The funny thing about most adults is that they're slaves to their
paychecks.  I believe the way you once put it was "busting our asses
to buy a tract shack".  It's hilarious how adults 1) look around for a
job to get money, 2) join up and work hard, 3) see their company as
important just because it happens to be THEIR company now.  But if
they joined a different company, they could have just as easily had
the same experience there, which dispels the so-called importance and
uniqueness of the place where they actually are working.  Egocentric
bias at its finest.

> Friends I have no issues at all with being considered an old geezer.  Give
> me my email, use groups, my fovorite websites, and I will cheerfuly let the
> younger set how-r-u each other's brains out with no interference, objection,
> or trace of envy.

You seem to have some negative stereotypes regarding instant messaging
in your head!  Just because inarticulate people use a technology
doesn't mean that that technology is inherently useless.  Inarticulate
people use email too, doesn't mean that email is useless.

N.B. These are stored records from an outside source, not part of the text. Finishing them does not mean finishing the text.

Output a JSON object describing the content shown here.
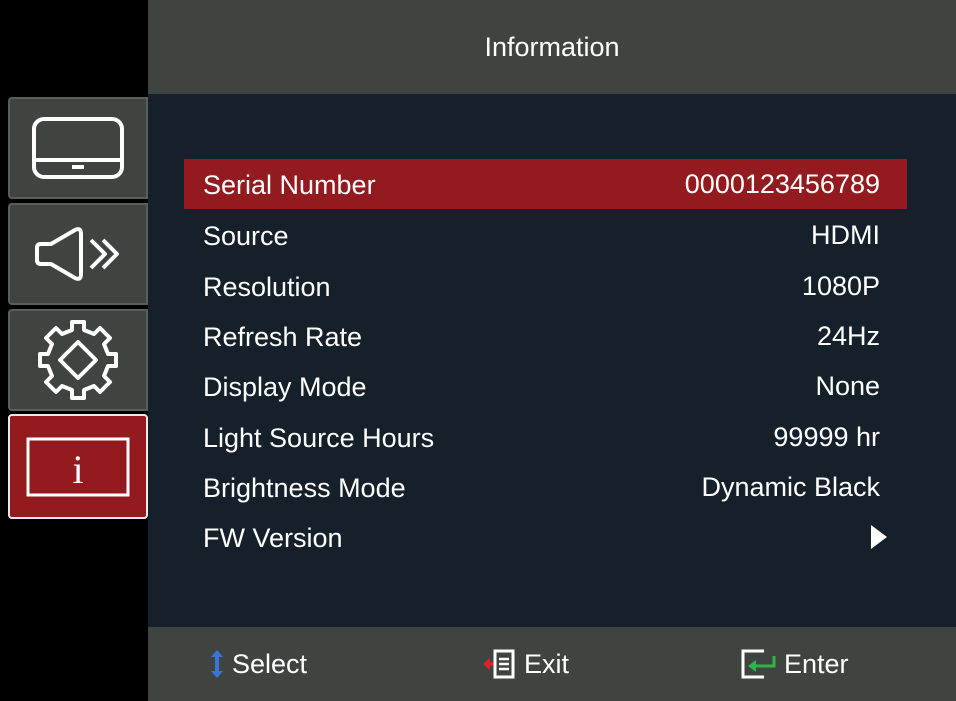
{
  "header": {
    "title": "Information"
  },
  "sidebar": {
    "items": [
      {
        "icon": "display-icon",
        "active": false
      },
      {
        "icon": "audio-icon",
        "active": false
      },
      {
        "icon": "settings-gear-icon",
        "active": false
      },
      {
        "icon": "info-icon",
        "glyph": "i",
        "active": true
      }
    ]
  },
  "rows": [
    {
      "label": "Serial Number",
      "value": "0000123456789",
      "selected": true
    },
    {
      "label": "Source",
      "value": "HDMI"
    },
    {
      "label": "Resolution",
      "value": "1080P"
    },
    {
      "label": "Refresh Rate",
      "value": "24Hz"
    },
    {
      "label": "Display Mode",
      "value": "None"
    },
    {
      "label": "Light Source Hours",
      "value": "99999 hr"
    },
    {
      "label": "Brightness Mode",
      "value": "Dynamic Black"
    },
    {
      "label": "FW Version",
      "value_icon": "arrow-right-icon"
    }
  ],
  "footer": {
    "select_label": "Select",
    "exit_label": "Exit",
    "enter_label": "Enter"
  },
  "colors": {
    "accent_red": "#931b20",
    "panel_gray": "#3f4441",
    "content_bg": "#16202a",
    "select_arrow_blue": "#3a74d9",
    "exit_arrow_red": "#e01f26",
    "enter_arrow_green": "#2fb34a"
  }
}
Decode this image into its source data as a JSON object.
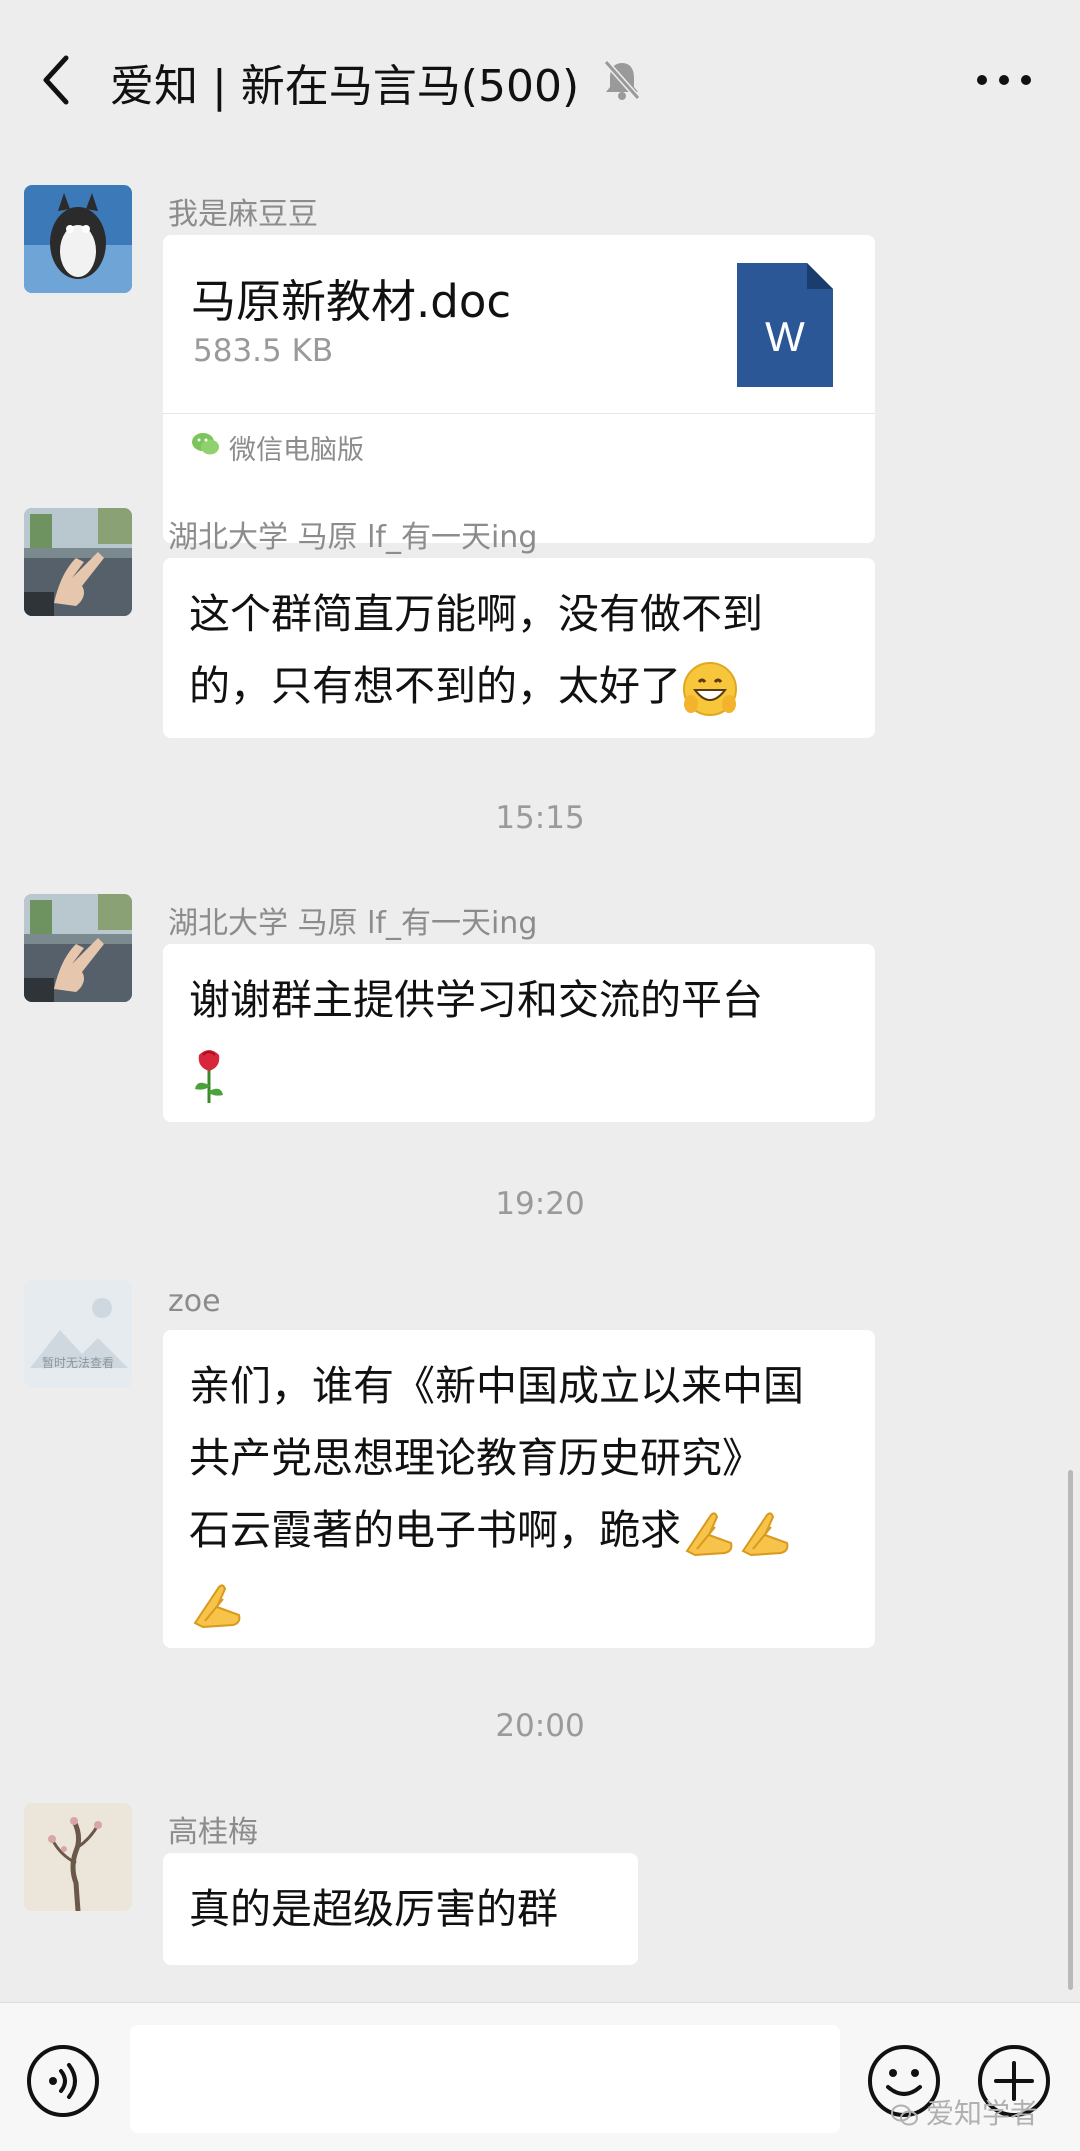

On 10/5/06, Eugen Leitl <eugen at leitl.org> wrote:
> Not really a recent trend. What to do depends on whether a new
> medium offers advantages and/or the community around a legacy medium
> declines (should I personally adopt it?) or whether you're interested in
> outreach to new audiences (should I adopt new comm stuff in order
> to talk to the new kids? -- I must admit I don't, they just have
> nothing worthwhile to say).

The new kids in transhumanism have nothing worthwhile to say?  Or new
kids in general?

> My main beef with Google is surrendering privacy. It's the
> one-stop shop for any TLA on the information superhighway.
> And anyone who trusts a corporation with anything not related
> to maximizing revenue is walking on very thin ice.

Haven't you heard?  Privacy is dead.  Participatory Panopticon, baby!